Ed Balls’s secret: he doesn’t care whether his tax plan makes sense

Plus: What's next for RBS, and Karl Slym's brilliant career

There were a million people who voted Labour in the 2005 general election but not in 2010, when the party fell from a 66 majority to 48 seats behind the Tories. Thanks to the Lib Dems’ spiteful rejection of boundary changes that would have helped their coalition partners, the 2015 poll is already rigged in Labour’s favour by about 30 seats, so the number of floaters who have to be won over to give Miliband and Balls a working majority is likely to be well down in six digits rather than seven. No doubt Labour’s pollsters know how many to the nearest thousand, and have them segmented and profiled to the last housing estate.

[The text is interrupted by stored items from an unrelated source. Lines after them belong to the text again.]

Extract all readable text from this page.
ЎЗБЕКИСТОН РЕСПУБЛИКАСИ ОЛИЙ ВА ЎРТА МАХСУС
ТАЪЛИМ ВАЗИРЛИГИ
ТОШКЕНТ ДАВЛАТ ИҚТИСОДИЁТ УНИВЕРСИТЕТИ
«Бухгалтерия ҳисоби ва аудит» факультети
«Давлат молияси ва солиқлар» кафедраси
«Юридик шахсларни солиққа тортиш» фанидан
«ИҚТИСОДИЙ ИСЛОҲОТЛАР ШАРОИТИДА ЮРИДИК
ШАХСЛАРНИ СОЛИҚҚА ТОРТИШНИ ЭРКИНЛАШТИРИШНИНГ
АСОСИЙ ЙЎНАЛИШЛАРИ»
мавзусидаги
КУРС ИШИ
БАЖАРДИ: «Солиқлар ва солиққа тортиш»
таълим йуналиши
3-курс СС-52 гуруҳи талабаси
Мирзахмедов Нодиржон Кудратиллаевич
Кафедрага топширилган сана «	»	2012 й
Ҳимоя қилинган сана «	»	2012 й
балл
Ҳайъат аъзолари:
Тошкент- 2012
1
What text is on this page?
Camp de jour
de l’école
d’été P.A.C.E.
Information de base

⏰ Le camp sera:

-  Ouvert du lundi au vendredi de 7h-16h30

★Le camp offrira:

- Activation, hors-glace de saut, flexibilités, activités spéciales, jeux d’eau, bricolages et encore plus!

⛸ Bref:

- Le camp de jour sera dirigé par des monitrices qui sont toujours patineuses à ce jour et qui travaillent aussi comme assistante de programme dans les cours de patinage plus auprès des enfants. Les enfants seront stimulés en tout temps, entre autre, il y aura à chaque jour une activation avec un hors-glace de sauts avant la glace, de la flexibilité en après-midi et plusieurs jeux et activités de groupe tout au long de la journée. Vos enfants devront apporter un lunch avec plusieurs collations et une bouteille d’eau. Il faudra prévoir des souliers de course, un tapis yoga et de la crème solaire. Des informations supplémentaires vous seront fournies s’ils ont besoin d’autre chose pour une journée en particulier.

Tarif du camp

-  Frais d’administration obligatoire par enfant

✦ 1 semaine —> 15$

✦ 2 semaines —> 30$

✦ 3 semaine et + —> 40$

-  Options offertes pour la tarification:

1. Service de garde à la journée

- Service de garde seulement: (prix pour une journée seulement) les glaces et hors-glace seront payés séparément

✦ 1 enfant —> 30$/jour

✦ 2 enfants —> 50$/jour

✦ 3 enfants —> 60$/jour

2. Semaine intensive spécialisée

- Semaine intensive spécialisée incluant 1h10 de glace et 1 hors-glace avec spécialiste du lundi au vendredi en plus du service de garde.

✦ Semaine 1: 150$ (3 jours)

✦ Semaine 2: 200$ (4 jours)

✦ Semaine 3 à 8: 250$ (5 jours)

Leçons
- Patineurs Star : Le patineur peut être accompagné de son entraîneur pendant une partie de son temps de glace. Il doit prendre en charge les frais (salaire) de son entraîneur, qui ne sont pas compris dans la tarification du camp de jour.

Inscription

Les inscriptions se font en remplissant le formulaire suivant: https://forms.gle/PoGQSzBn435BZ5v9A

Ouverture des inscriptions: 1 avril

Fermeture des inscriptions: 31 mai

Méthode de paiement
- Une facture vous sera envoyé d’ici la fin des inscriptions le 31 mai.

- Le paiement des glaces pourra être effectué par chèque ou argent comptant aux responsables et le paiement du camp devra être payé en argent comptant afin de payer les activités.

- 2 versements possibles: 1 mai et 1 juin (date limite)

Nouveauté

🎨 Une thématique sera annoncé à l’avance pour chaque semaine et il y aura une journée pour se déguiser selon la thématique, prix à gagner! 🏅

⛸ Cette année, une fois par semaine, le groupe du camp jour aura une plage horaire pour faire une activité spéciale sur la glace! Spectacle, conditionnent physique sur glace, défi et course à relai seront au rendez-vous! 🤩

Not many are likely to be business leaders, wealth creators, tax economists, Today listeners or Spectator readers. But as one of the party’s gurus explained to me gleefully last week, those million-minus are the only people Ed Balls needs to talk to. He doesn’t give a toss what the rest of us think of him — being hated by true blues actually helps his mission. And he doesn’t have to come up with sensible, costed policies. He just has to reach out to the electoral slice — thinner than the iceberg lettuce in the national Big Mac — that has the power to put Labour back in Downing Street. Since this obviously can’t be done by talking about their record in power, and ‘the cost of living crisis’ is rapidly running out of road, he and the other Ed think the path to victory is to persuade their chosen audience that Tories, banks, energy companies and people who prosper by their own efforts are all part of an evil conspiracy to keep everyone else poor.

And that of course is the entire rationale behind his pledge to restore the 50p top rate of income tax.